Miscellany Happiness

Misfortune can cause a person unhappiness only when vice has already corrupted them, argued first-century Greek essayist Plutarch. “As a thread saws through the bone that has been soaked in ashes and vinegar, and as men bend and fashion ivory when it has been made soft and pliable by beer,” he wrote in a short piece collected in his Moralia, “so fortune, falling upon that which is of itself ill-affected and soft as the result of vice, gouges it out and injures it.”

Miscellany Revolutions

In 1987 Nike paid both Capitol Records and Michael Jackson, owner of the publication rights to much of the Beatles’ catalog, a licensing fee of $500,000 to use “Revolution” in an advertisement.
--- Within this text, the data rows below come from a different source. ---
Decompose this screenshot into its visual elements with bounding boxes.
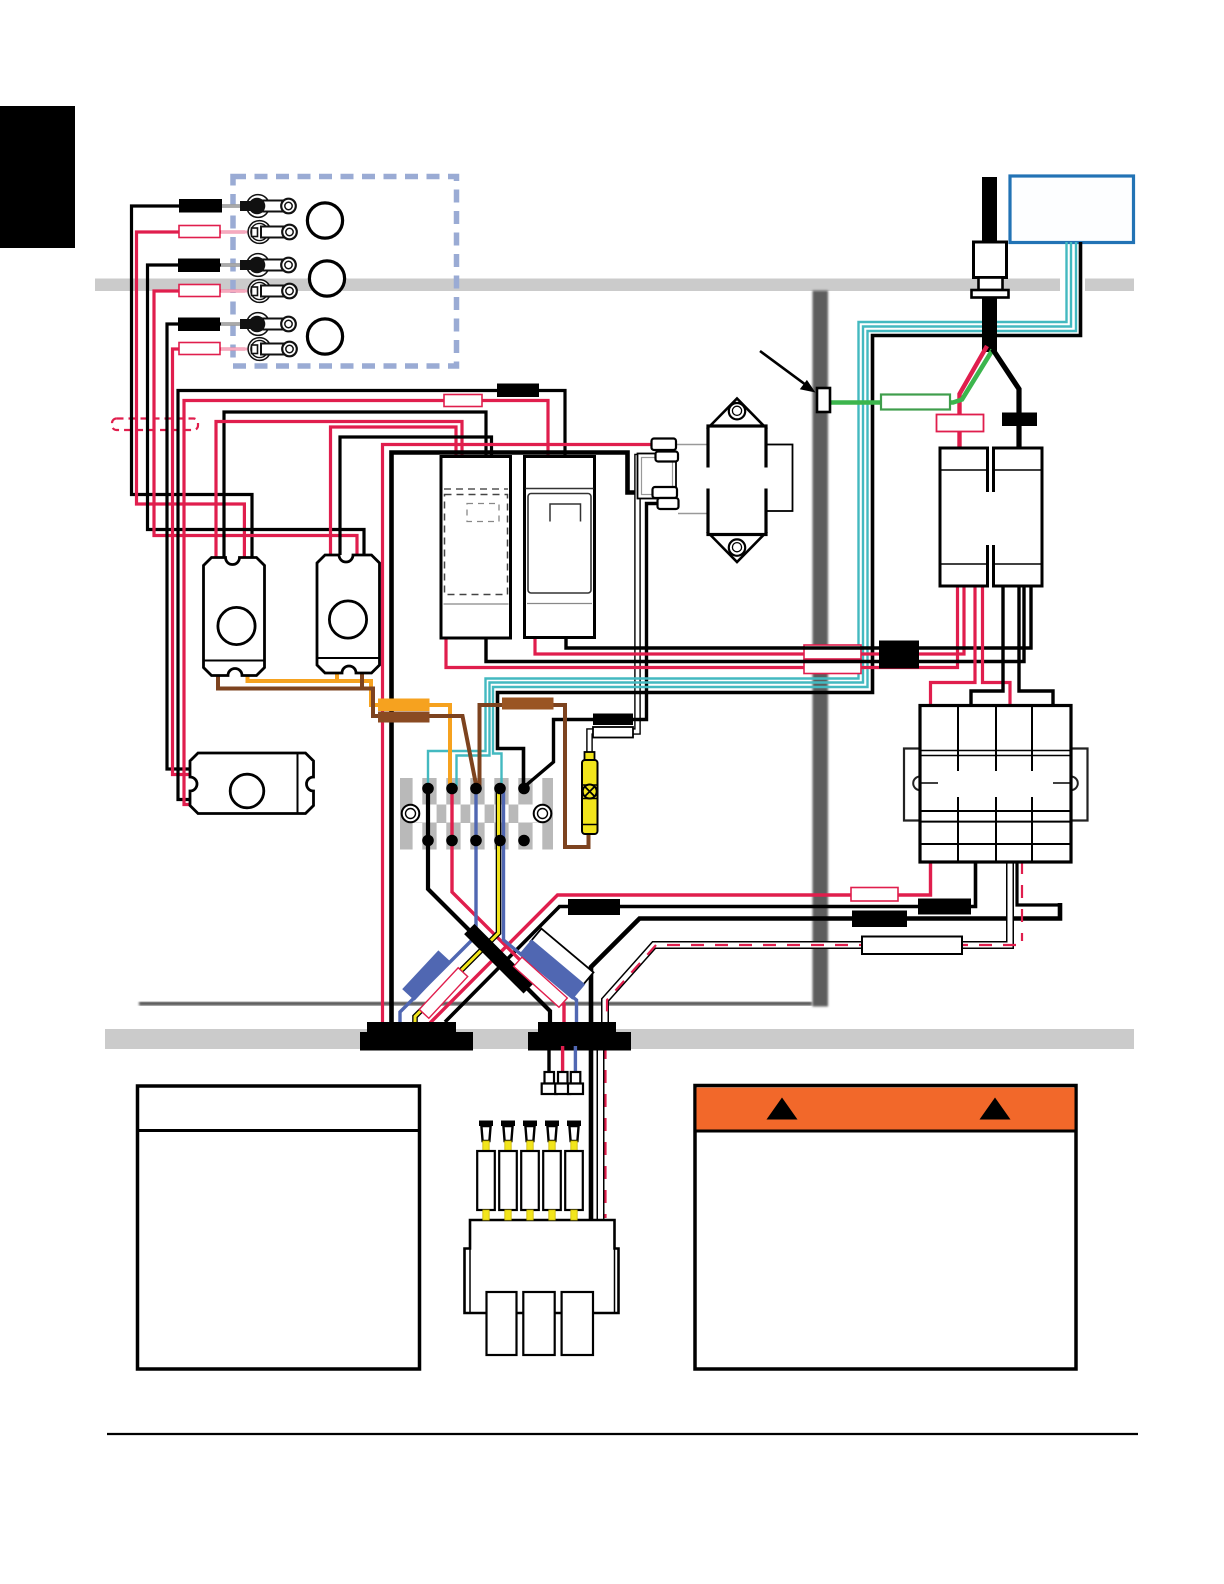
brown wire: terminal dot3 up over to inline fuse [480, 705, 589, 847]
black sleeve on harness black [852, 911, 907, 928]
red wire: terminal dot2 to grommet [452, 789, 564, 1023]
black lug bar on battery2 cable [1002, 413, 1037, 427]
main harness connector body [465, 1220, 619, 1355]
red sleeve on battery1 cable [937, 415, 984, 432]
orange stub from solenoid2 [335, 672, 339, 683]
white sleeve on sender wire [593, 727, 633, 738]
wire black: relay2 to solenoid3 lower [178, 391, 565, 800]
red wire: PTT relay bottom left, down-left to starboard grommet [430, 861, 931, 1023]
transom boundary bar bottom [105, 1029, 1134, 1049]
brown sleeve small [378, 712, 430, 723]
black sleeve on PTT black wire [918, 899, 971, 915]
warning triangle right [980, 1098, 1011, 1120]
neutral switch box on transom bar [817, 388, 830, 412]
brown stub from solenoid2 [360, 672, 364, 689]
grey wire tips at black lugs [221, 206, 242, 324]
bullet connector 1 [542, 1072, 557, 1094]
trim motor connector [638, 454, 677, 499]
green sleeve label [881, 395, 950, 410]
black sleeve on trim pin4 wire [593, 714, 633, 726]
battery lugs: eyelet type [248, 221, 297, 244]
battery lead pair3 red [173, 349, 246, 775]
bullet connector 2 [555, 1072, 570, 1094]
remote control box (bottom left) [138, 1086, 420, 1369]
fuse stack 1 [477, 1121, 583, 1221]
black sleeve on relay2 black feed [497, 384, 539, 398]
teal wire 3 (gauge) [493, 242, 1076, 786]
battery1 box [940, 448, 988, 586]
trim motor assembly [638, 399, 793, 563]
green wire branch to neutral-switch box [830, 350, 993, 403]
black wire: battery2 to PTT relay top [971, 586, 1003, 706]
solenoid1 body [204, 558, 265, 676]
rotated connector pair on dot4 blue wire (white+blue) [530, 929, 593, 986]
rotated connector pair on dot3 blue wire (blue+white/red) [402, 950, 451, 1000]
red wire: trim motor pin1 down to hull grommet [383, 445, 653, 1025]
wire red: relay2 to solenoid3 lower [184, 401, 548, 805]
white/red sleeve on relay2 red feed [444, 395, 482, 407]
battery lead pair2 black: lug to solenoid2 [148, 265, 365, 555]
battery lead pair2 red [154, 291, 357, 555]
battery lead pair1 red [137, 232, 246, 558]
black wire: terminal dot1 down-right to grommet [428, 789, 550, 1023]
black wire: relay1 out to battery2 [486, 586, 1024, 662]
red branch of battery cable to battery1 [960, 346, 988, 449]
teal wire 2 (gauge) [457, 242, 1072, 786]
brown wire: solenoid bottoms to terminal dot3 [218, 674, 477, 787]
dashed battery-leads box [233, 177, 457, 367]
footer rule [107, 1433, 1138, 1435]
inline fuse holder (yellow) [582, 752, 598, 834]
black branch of battery cable to battery2 [993, 349, 1020, 449]
battery lead pair1 black: lug to solenoid1 [132, 206, 253, 558]
harness leads below grommet [547, 1046, 550, 1073]
relay1 box [441, 457, 511, 639]
terminal block base [400, 778, 553, 850]
black wire: relay2 out to battery2 [566, 586, 1031, 648]
yellow wire: terminal dot4 down-left to port grommet [415, 789, 499, 1023]
battery2 box [994, 448, 1043, 586]
black wire: PTT relay bottom, down-left to grommet [445, 861, 976, 1022]
callout arrow to neutral switch [760, 351, 806, 385]
gauge/key-switch box (blue, top right) [1010, 176, 1134, 243]
black heavy wire: trim motor pin3 down to hull grommet [392, 453, 653, 1025]
rotated black sleeve on dot1 wire [464, 924, 534, 994]
battery lead pair3 black: lug to solenoid3 [167, 324, 243, 769]
brown sleeve large [502, 698, 554, 710]
battery lug sleeves (black) [179, 199, 222, 213]
wire red: solenoid1 to relay1 [216, 422, 462, 559]
red wire: relay2 out to battery1 [535, 586, 964, 654]
main battery cable (thick) [982, 177, 997, 352]
PTT relay block [904, 706, 1088, 863]
orange sleeve [378, 699, 430, 712]
red wire: relay1 out to battery1 [446, 586, 958, 668]
wing nut circles [307, 203, 342, 238]
wire red: solenoid2 to relay1 [331, 427, 457, 555]
black wire: battery2 to PTT relay top right [1019, 586, 1053, 706]
bullet connector 3 [568, 1072, 583, 1094]
warning triangle left [767, 1098, 798, 1120]
solenoid2 body [317, 555, 380, 673]
black heavy wire: PTT relay to main harness [591, 903, 1060, 1220]
starboard hull grommet [528, 1022, 631, 1051]
trim motor pin leads [676, 445, 709, 514]
page margin black block [0, 106, 75, 248]
hull line [139, 1002, 812, 1006]
white sleeve on sender harness wire [862, 937, 962, 955]
black wire of gauge bundle: to terminal dot5 [498, 242, 1081, 786]
black sleeve on battery feed pair [879, 641, 919, 669]
rotated white sleeve on dot2 red wire [514, 957, 568, 1007]
warning box (bottom right) [695, 1086, 1076, 1370]
blue wire: terminal dot4 down-right to grommet [504, 789, 577, 1046]
relay2 box [525, 457, 595, 638]
red wire: battery1 to PTT relay top mid [983, 586, 1011, 706]
red wire: battery1 to PTT relay top left [931, 586, 976, 706]
pink wire tips at red lugs [221, 232, 249, 349]
solenoid3 body (horizontal) [190, 753, 314, 814]
port hull grommet [360, 1022, 473, 1051]
teal wire 1 (gauge) [428, 242, 1067, 786]
transom vertical dark bar [813, 291, 829, 1007]
sleeve labels on battery feed pair (white/red) [804, 645, 861, 659]
wire black: solenoid1 to relay1 [224, 412, 486, 558]
engine-cowl boundary bar top [95, 279, 1060, 292]
terminal block screws and dots [402, 783, 552, 847]
black jog at PTT bottom [1017, 861, 1060, 905]
battery lugs: black type [240, 195, 297, 361]
orange wire: solenoid bottoms to terminal dot2 [248, 674, 451, 786]
battery lug sleeves (white/red) [179, 226, 220, 238]
black wire: trim pin4 to terminal block dot5 [524, 504, 658, 788]
white trim-sender harness wire with red tracer [601, 861, 1023, 1221]
wire black: solenoid2 to relay1 [340, 437, 492, 555]
dashed red pill (cut wire marker) [112, 419, 198, 431]
sleeve on PTT red wire [851, 888, 898, 902]
cable connector housing [974, 242, 1007, 278]
gap eraser between batteries [985, 492, 996, 545]
white sender wire: trim pin2 to inline fuse [590, 457, 657, 754]
blue wire: terminal dot3 down-left to port grommet [400, 789, 476, 1023]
Lawyers for the Beatles filed a $15-million lawsuit, stating that the band didn’t “endorse or peddle sneakers or pantyhose.” The case was settled out of court.

Miscellany The Sea

In 1906 Congress passed “An Act to Prohibit Shanghaiing in the United States.” One section made unlawful the inducing of a man “intoxicated or under the influence of any drug” to perform labor aboard a foreign or domestic ship.

Miscellany Time

On November 24, 1793—or what then became known as Frimaire 4, II—the revolutionary French government officially replaced the Gregorian calendar, introducing one based on the Egyptian calendar with newly named months (such as Thermidor and Brumaire) of thirty days each, comprised of three ten-day weeks (each day lasted ten hours, or one thousand minutes, or ten thousand seconds). It was abolished by Napoleon Bonaparte in 1806.